My heart was thumping hard and fast against my chest just like the beat of the music that could be heard from outside as the taxi driver drove by each dance club. I was going out in the middle the of the night and stepping out of my comfort level.

Like a madwoman, drunk from a heartache, I didn't have an ounce in my heart to care any more. I had a need to drown myself and pretend to be someone I wasn't. Oh how my life had changed its course within a blink of an eye.

After mom passed away, I made a promise growing up that I would be daddy's little girl and would always lived my life quietly and carefully. I stayed out of trouble and was always on the top of the Dean's list at school. I was active in school activities and was praised for my good grades. I lived to be the best daughter in the world.

But then I lost dad and it was my fault. If I didn't try to strive to be the top and wanted to attend the best college in the world, dad wouldn't have needed to work hard to make sure my dreams of succeeding would come true. Dad would still be alive and I wouldn't be forced out of my own home. Like my stepmom screamed at me...

You are nothing but a murderer, a curse.

Indeed, I was a curse that brought death upon those who loved me. Mom. Dad. Nana.

My poor Nana. My heart ached when I thought about her. She was a sweet, gentle woman. She brought me into her home. She was my safe haven.  She gave me all the love she had and I ended up milking her love dry. She was the only person left that I could call as family. Now I truly had nothing to live for. I took away everyone that loved me.

Earlier today after we buried Nana, people who loved and adored her came to the house. As I walked aimlessly throughout the home, I could feel their pitiful eyes on me and after everyone left, I could hear the constant voices that whispered in my head... "You're a murderer. You're a curse..."

Finally I had enough and couldn't stand being alone in that awful big house. I had to get out and be reckless like I should have been from the beginning.

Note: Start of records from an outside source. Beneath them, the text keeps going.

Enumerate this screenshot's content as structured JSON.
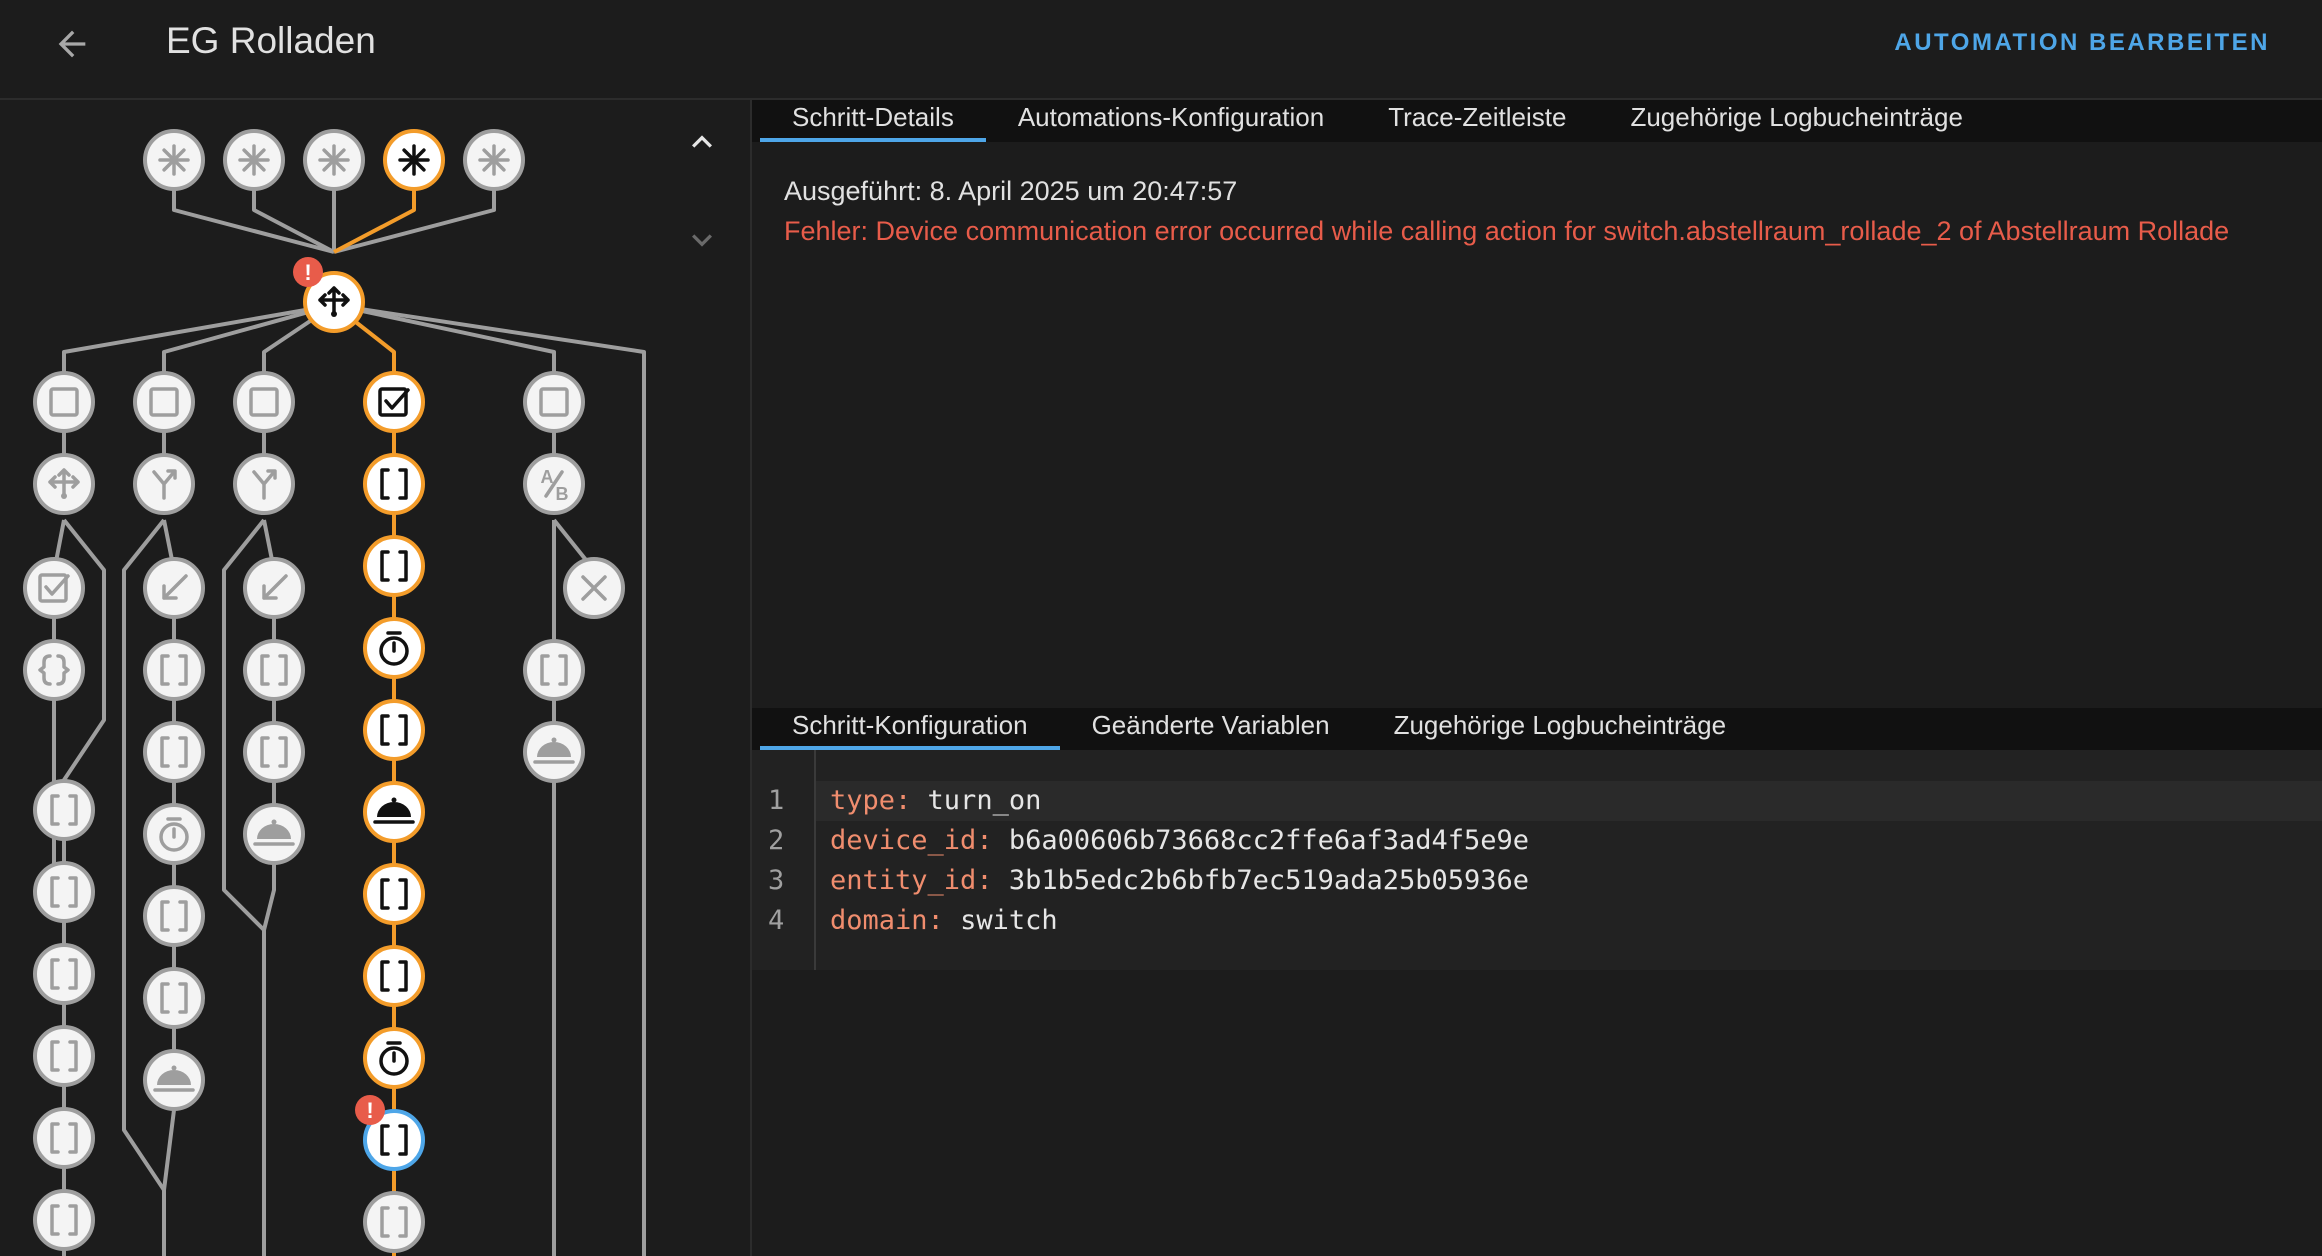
{
  "header": {
    "title": "EG Rolladen",
    "edit_label": "AUTOMATION BEARBEITEN",
    "accent": "#4ea6e8"
  },
  "top_tabs": [
    {
      "label": "Schritt-Details",
      "active": true
    },
    {
      "label": "Automations-Konfiguration",
      "active": false
    },
    {
      "label": "Trace-Zeitleiste",
      "active": false
    },
    {
      "label": "Zugehörige Logbucheinträge",
      "active": false
    }
  ],
  "details": {
    "executed": "Ausgeführt: 8. April 2025 um 20:47:57",
    "error": "Fehler: Device communication error occurred while calling action for switch.abstellraum_rollade_2 of Abstellraum Rollade"
  },
  "bottom_tabs": [
    {
      "label": "Schritt-Konfiguration",
      "active": true
    },
    {
      "label": "Geänderte Variablen",
      "active": false
    },
    {
      "label": "Zugehörige Logbucheinträge",
      "active": false
    }
  ],
  "config_lines": [
    {
      "num": "1",
      "key": "type",
      "value": "turn_on"
    },
    {
      "num": "2",
      "key": "device_id",
      "value": "b6a00606b73668cc2ffe6af3ad4f5e9e"
    },
    {
      "num": "3",
      "key": "entity_id",
      "value": "3b1b5edc2b6bfb7ec519ada25b05936e"
    },
    {
      "num": "4",
      "key": "domain",
      "value": "switch"
    }
  ],
  "colors": {
    "active_path": "#f39c2a",
    "selected_node": "#4ea6e8",
    "error": "#e85c4a",
    "inactive_path": "#9e9e9e"
  },
  "graph": {
    "trigger_icons": [
      "trigger-icon",
      "trigger-icon",
      "trigger-icon",
      "trigger-icon",
      "trigger-icon"
    ],
    "root_icon": "choose-icon",
    "column_active_icons": [
      "condition-checked-icon",
      "action-icon",
      "action-icon",
      "delay-icon",
      "action-icon",
      "service-icon",
      "action-icon",
      "action-icon",
      "delay-icon",
      "action-icon",
      "action-icon"
    ]
  }
}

Maybe if I was reckless and they had hated me from the start, they would all still be alive and I wouldn't be left alone.

The taxi driver pulled to a stop infront of a dance club. I reached into my purse and pulled out a wad of cash. I handed him what I owed him and muttered, "Keep the change."

I opened the door and stepped out of the taxi. I closed the taxi door and tugged down my short, tight black dress that hugged every inch of my curves. I looked up and noticed the people standing in line gawking at me as if they knew who I was.

"You're a murderer... You're a curse..." the voices whispered in my head.

Suddenly I felt self-conscious of my surrounding. This was out of my element. I should have came with Eunsoo instead of agreeing to meet her here. I took a deep breath and tilted my head down as my long, black, sleek hair cascaded down to cover my face. I softly mumbled to myself, "They aren't looking at you. They don't know you."

I began to make my way to the back of the line and a loud booming voice called out, "Hey beautiful!"

I continued to walk away and the voice continued to call out, "Beautiful lady who just stepped out of the taxi cab!"

I stopped mid-step and slowly turned my head back. The bald headed bouncer with huge muscled arms, who stood in the front, was motioning gestures towards me. I pointed at myself and he nodded his head.